Welcome to the
Wedding of Amanda & Eric Simon
December 9, 1995

On December 9, 1995, Amanda Marsh and Eric Simon were married at the Seth Peterson Cottage, in Mirror Lake State Park, Lake Delton, Wisconsin. A splendid time was guaranteed for all, and the celebration lived up to any and all expectations.

Reb & Stef got to Madison, WI on Friday, just ahead of a big snowstorm that was moving eastward. They picked up carolyn and Paul and another friend, Rob Nahf, at the airport, and we were off to Wisconsin Dells, about 44 miles north. That evening, after arriving at the Chula Vista resort (“A Southern California Style Resort” ;-), we had a wonderful dinner at Steak and Stein, a restaurant down the road from the hotel. Eric, Amanda, and assorted friends and siblings were there.

On Saturday, the snow stopped falling, but it was much colder. Reb and Rob ventured into town after breakfast. The bank clock downtown read -4 F (-18 C), and the wind was blowing at up to 30mph. Reb's beard started to freeze while they were walking around!

Guests began arriving at the Seth Peterson Cottage about 2 PM. We were elegantly dressed in tuxes and evening dresses, with snow boots on our feet! (Yes, we changed into our dress shoes later.)

The Cottage was one of Frank Lloyd Wright's last commissions. It's in Mirror Lake State Park, in Lake Delton, WI. It has one bedroom, a Manhattan-size kitchenette (with a Subzero fridge/freezer, that Wright specified), and a sizable living area, just perfect for 29 guests. The entire floor is flagstone, heated from beneath. One wall of the living area is all windows, as well as about half the two walls that immediately adjoin this one. There is a large, open stone fireplace behind the kitchen, and a built-in settee on another wall. The non-glass walls in this area are made of sandstone, with some of the bricks sticking out far enough to accommodate the candles that had been placed there by Eric and Amanda.

The bedroom featured built-in wooden closet space and a queen-size bed. The bathroom was reached through the bedroom. Its most interesting feature was the corner shower -- only a curtain on a curved ceiling track separated it from the rest of the room. A drain was perfectly positioned in the stone floor.

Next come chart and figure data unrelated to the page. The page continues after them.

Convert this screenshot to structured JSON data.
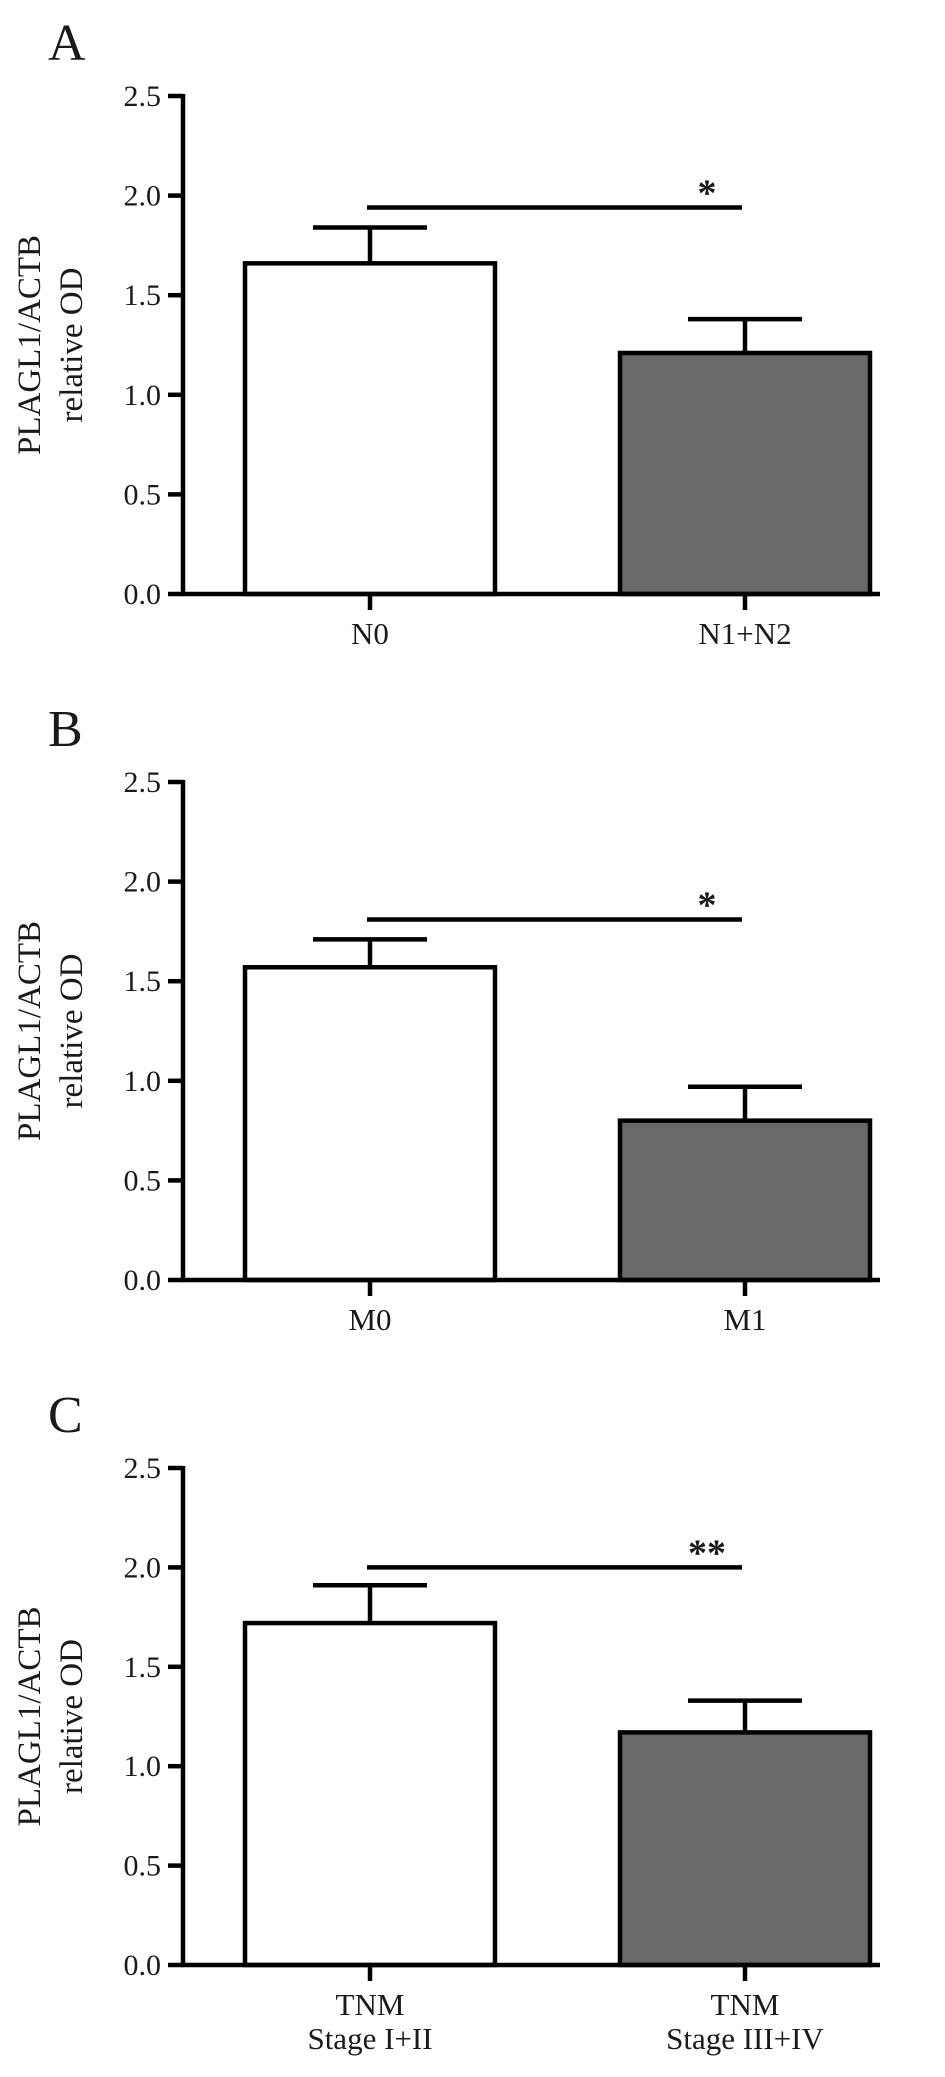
{
  "chart_data": [
    {
      "type": "bar",
      "panel_label": "A",
      "categories": [
        "N0",
        "N1+N2"
      ],
      "values": [
        1.66,
        1.21
      ],
      "errors": [
        0.18,
        0.17
      ],
      "bar_colors": [
        "#ffffff",
        "#696969"
      ],
      "ylabel_lines": [
        "PLAGL1/ACTB",
        "relative OD"
      ],
      "ylim": [
        0,
        2.5
      ],
      "yticks": [
        "0.0",
        "0.5",
        "1.0",
        "1.5",
        "2.0",
        "2.5"
      ],
      "significance": {
        "from": 0,
        "to": 1,
        "label": "*",
        "y": 1.94
      }
    },
    {
      "type": "bar",
      "panel_label": "B",
      "categories": [
        "M0",
        "M1"
      ],
      "values": [
        1.57,
        0.8
      ],
      "errors": [
        0.14,
        0.17
      ],
      "bar_colors": [
        "#ffffff",
        "#696969"
      ],
      "ylabel_lines": [
        "PLAGL1/ACTB",
        "relative OD"
      ],
      "ylim": [
        0,
        2.5
      ],
      "yticks": [
        "0.0",
        "0.5",
        "1.0",
        "1.5",
        "2.0",
        "2.5"
      ],
      "significance": {
        "from": 0,
        "to": 1,
        "label": "*",
        "y": 1.81
      }
    },
    {
      "type": "bar",
      "panel_label": "C",
      "categories": [
        [
          "TNM",
          "Stage I+II"
        ],
        [
          "TNM",
          "Stage III+IV"
        ]
      ],
      "values": [
        1.72,
        1.17
      ],
      "errors": [
        0.19,
        0.16
      ],
      "bar_colors": [
        "#ffffff",
        "#696969"
      ],
      "ylabel_lines": [
        "PLAGL1/ACTB",
        "relative OD"
      ],
      "ylim": [
        0,
        2.5
      ],
      "yticks": [
        "0.0",
        "0.5",
        "1.0",
        "1.5",
        "2.0",
        "2.5"
      ],
      "significance": {
        "from": 0,
        "to": 1,
        "label": "**",
        "y": 2.0
      }
    }
  ]
}
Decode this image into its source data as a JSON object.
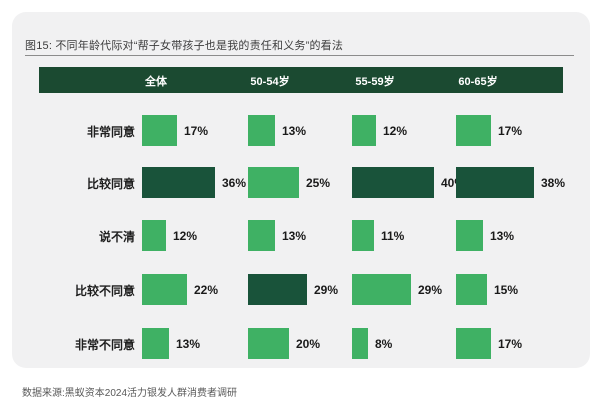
{
  "page": {
    "source": "数据来源:黑蚁资本2024活力银发人群消费者调研"
  },
  "chart_data": {
    "type": "bar",
    "title": "图15: 不同年龄代际对“帮子女带孩子也是我的责任和义务”的看法",
    "unit": "%",
    "orientation": "horizontal",
    "columns": [
      "全体",
      "50-54岁",
      "55-59岁",
      "60-65岁"
    ],
    "rows": [
      {
        "label": "非常同意",
        "values": [
          17,
          13,
          12,
          17
        ],
        "highlighted": [
          false,
          false,
          false,
          false
        ]
      },
      {
        "label": "比较同意",
        "values": [
          36,
          25,
          40,
          38
        ],
        "highlighted": [
          true,
          false,
          true,
          true
        ]
      },
      {
        "label": "说不清",
        "values": [
          12,
          13,
          11,
          13
        ],
        "highlighted": [
          false,
          false,
          false,
          false
        ]
      },
      {
        "label": "比较不同意",
        "values": [
          22,
          29,
          29,
          15
        ],
        "highlighted": [
          false,
          true,
          false,
          false
        ]
      },
      {
        "label": "非常不同意",
        "values": [
          13,
          20,
          8,
          17
        ],
        "highlighted": [
          false,
          false,
          false,
          false
        ]
      }
    ],
    "colors": {
      "bar_green": "#3fb164",
      "bar_dark_green": "#19533a",
      "header_bg": "#1b4a31",
      "header_text": "#ffffff",
      "card_bg": "#f1f1f2",
      "title_text": "#3c3c3c",
      "value_text": "#1a1a1a",
      "source_text": "#595959"
    }
  }
}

It was into this wonderful, warm space that we stepped, as the family was snapping pictures and the caterers were busily setting up. Amanda looked classically beautiful in a long, straight, ivory dress that was made entirely of delicate needleworked flowers. Eric was smashing in his black tuxedo with a gorgeous painted vest.

Robert, Jennifer, Eric, Amanda, Phil, Sheila, and Marshall Eric's mother & stepfather Eric and his father, Marshall Amanda's friends, Laura, Elise, and Adam
As the ceremony started, Eric and Amanda thanked each of the guests individually for their unique contributions to their relationship. They had written their own vows, and with amazing confidence and calmness, they spoke about their great love for each other. How they promised to be completely devoted to each other, and wished to give each other every opportunity to grow individually and do what they wanted in their own lives. How they will be loving parents when the time comes.

They had engaged the services of county commissioner Leo Grill (whimsically chosen for his cool name, according to Eric) for the legal part, and when the time came, Leo had us all pronounce them “husband and wife” together (except that it came out more like “man and wife” due to the decibel level of the traditionalists in the room)

After the ceremony, we feasted and drank merrily, for about seven hours. It was wonderful. The caterers actually cooked most of the food at the cottage. The dinner was like eating in an intimate, private restaurant. All six courses were excellent. We dimmed the lights and lit all of the candles. Eric and Amanda had taken special care of special details like the music. They had recorded a total of eight hours' worth of music on five tapes, perfectly timed so that the jazz section would play during dinner. They had also wired the cottage for sound, with speakers discreetly hidden in corners, on shelves, and even in the fireplace.

This was the first wedding we had ever been to with door prizes. The prizes were given out for a variety of things, such as noting the music which was playing, noting that the window trim Wright designed for the cottage matched the design on the envelope the invitation came in, and for making particularly memorable toasts to the bride and groom.

For door prizes, they gave out “Eric and Amanda” trading cards, series A and series B, with their pictures and “Fun facts” about Eric & Amanda on them, cassette tapes of the music that they were playing, post cards with pictures of the cabin, Frank Lloyd Wright mugs and other memorabilia, and Wisconsin shot glasses.

All in all, we feasted for about seven hours, and a number of people became members of the “six wine club” (so named because a different wine was served with each course). Several times, ejs reminded everyone of ricko's rule -- to drink one glass of water for every two glasses of wine. Everyone talked to everyone else. It really was a most fabulous day. Even though the cottage was really rather small, the warmth of those in attendance made it seem large. Though we were in the middle of the woods, miles from anywhere, it seemed like the center of the universe. It was nearly midnight when we finally left.

Mazeltov to Amanda and Eric. We know you will have a wonderful life together.